Il mentionne la formation de piano classique qu'il a acquise parallèlement à ses études de jazz et « juste des réflexions sur l'héritage du jazz sud-africain, qui est le monde dans lequel j'existe ».
Traditions, tel qu'il le décrit, est sa tentative d'intégrer le tout – classique, jazz et formes indigènes sud-africaines – dans le son d'un trio avec piano. Étant donné le poids d'une chanson comme Inxembula, je lui demande comment il décide de ce qu'il est autorisé à changer et de ce qui doit rester intact.
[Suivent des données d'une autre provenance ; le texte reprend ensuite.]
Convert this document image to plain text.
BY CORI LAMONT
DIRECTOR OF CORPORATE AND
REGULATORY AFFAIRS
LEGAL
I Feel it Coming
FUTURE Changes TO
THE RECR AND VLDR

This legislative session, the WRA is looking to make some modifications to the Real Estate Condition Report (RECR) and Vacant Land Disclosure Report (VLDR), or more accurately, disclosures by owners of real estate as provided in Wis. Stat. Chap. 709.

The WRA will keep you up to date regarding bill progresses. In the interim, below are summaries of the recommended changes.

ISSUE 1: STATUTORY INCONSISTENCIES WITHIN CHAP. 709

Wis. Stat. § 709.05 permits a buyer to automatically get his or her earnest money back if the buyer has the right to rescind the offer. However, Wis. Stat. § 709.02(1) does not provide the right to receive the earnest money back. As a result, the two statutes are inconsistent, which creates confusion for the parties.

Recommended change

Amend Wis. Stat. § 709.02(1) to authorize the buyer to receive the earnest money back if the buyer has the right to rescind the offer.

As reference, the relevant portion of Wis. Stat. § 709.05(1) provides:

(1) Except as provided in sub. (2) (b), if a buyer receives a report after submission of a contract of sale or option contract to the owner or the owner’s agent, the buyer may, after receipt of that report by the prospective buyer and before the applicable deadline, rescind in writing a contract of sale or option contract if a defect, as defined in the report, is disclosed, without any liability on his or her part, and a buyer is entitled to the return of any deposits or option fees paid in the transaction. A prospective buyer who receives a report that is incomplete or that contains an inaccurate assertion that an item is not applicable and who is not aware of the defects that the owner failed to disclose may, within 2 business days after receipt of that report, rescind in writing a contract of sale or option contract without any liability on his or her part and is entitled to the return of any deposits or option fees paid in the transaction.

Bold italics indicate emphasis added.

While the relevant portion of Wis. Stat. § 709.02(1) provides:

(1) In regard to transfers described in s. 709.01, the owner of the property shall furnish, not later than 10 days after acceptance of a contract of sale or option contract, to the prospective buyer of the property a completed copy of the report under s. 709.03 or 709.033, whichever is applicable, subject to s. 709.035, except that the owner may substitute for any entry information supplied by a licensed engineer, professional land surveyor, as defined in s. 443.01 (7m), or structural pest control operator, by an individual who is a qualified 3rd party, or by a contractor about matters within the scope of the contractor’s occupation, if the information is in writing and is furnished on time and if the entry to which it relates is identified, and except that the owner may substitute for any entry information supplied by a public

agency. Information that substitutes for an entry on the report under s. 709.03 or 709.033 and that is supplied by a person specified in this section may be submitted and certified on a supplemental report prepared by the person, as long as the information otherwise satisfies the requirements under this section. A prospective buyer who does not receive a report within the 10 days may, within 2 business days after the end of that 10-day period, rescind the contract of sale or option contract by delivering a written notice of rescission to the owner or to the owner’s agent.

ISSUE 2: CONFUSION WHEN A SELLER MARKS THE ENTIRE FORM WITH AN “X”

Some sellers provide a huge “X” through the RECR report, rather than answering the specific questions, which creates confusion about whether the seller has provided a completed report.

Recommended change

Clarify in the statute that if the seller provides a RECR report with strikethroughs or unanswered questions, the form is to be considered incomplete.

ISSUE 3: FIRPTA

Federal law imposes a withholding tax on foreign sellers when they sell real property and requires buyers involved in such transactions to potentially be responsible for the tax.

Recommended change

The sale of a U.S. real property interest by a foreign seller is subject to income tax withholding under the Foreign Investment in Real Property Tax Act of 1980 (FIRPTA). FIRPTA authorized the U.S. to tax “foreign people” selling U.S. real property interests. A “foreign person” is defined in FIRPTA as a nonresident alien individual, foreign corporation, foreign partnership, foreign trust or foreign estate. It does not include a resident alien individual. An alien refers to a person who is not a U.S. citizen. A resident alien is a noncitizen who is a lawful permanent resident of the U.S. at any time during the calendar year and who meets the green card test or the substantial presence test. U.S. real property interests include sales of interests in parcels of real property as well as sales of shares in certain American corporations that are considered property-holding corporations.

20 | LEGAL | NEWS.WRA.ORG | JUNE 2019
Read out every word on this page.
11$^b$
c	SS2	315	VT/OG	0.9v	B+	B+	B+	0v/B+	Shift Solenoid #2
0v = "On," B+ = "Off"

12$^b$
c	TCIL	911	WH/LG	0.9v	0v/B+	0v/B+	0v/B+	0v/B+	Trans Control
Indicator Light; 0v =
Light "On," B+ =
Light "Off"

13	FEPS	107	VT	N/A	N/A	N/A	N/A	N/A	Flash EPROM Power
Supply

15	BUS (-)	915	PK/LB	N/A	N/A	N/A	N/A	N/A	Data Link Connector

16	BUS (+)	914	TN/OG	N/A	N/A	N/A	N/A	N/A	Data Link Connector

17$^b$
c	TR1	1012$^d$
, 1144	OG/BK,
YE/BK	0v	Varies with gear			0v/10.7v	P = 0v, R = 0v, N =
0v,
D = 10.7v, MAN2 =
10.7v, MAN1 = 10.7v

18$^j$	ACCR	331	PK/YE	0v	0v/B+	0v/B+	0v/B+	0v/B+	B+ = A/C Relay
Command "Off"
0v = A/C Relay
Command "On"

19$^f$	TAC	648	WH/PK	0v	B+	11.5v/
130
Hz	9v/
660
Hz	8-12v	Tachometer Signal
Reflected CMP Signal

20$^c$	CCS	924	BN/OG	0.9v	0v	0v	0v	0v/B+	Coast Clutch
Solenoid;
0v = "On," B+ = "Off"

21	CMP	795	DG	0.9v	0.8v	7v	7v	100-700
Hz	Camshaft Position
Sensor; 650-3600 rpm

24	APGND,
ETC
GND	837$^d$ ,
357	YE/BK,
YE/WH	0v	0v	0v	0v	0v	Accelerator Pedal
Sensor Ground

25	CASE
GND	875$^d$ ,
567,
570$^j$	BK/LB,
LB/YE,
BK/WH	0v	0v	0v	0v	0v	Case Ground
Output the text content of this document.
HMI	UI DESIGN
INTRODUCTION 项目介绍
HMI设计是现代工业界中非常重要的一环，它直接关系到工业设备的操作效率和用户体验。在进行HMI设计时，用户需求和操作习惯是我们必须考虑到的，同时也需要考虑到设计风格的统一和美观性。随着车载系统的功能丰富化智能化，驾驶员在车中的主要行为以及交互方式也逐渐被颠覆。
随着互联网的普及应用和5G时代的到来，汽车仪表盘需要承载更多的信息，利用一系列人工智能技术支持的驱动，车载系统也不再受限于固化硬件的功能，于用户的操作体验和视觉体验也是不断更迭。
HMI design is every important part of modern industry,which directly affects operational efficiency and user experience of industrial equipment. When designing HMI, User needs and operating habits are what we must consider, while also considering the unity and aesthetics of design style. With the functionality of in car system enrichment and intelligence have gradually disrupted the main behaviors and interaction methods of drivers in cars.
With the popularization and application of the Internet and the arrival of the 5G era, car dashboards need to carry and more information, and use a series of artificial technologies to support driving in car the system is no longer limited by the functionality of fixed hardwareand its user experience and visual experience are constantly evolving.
« Chaque chanson de l'album a sa propre histoire », dit-il. Celui-là, il l'a laissé presque entièrement seul. Il l'a découvert pour la première fois il y a des années, en transcrivant de la musique sud-africaine précoloniale pour les archives de la Southern African Music Rights Organization, un travail qu'il a pris au sérieux car si peu de cette musique existe sous forme écrite.
« Si nous regardons cette musique qui n'a aucune exposition à la pensée occidentale, aux formes occidentales, aux instruments occidentaux : c'est vraiment intéressant d'entendre à quel point elle est avancée et intéressante. »
Même retravaillé pour le trio, Dyer a essayé d'en préserver au plus près les mélodies et les rythmes.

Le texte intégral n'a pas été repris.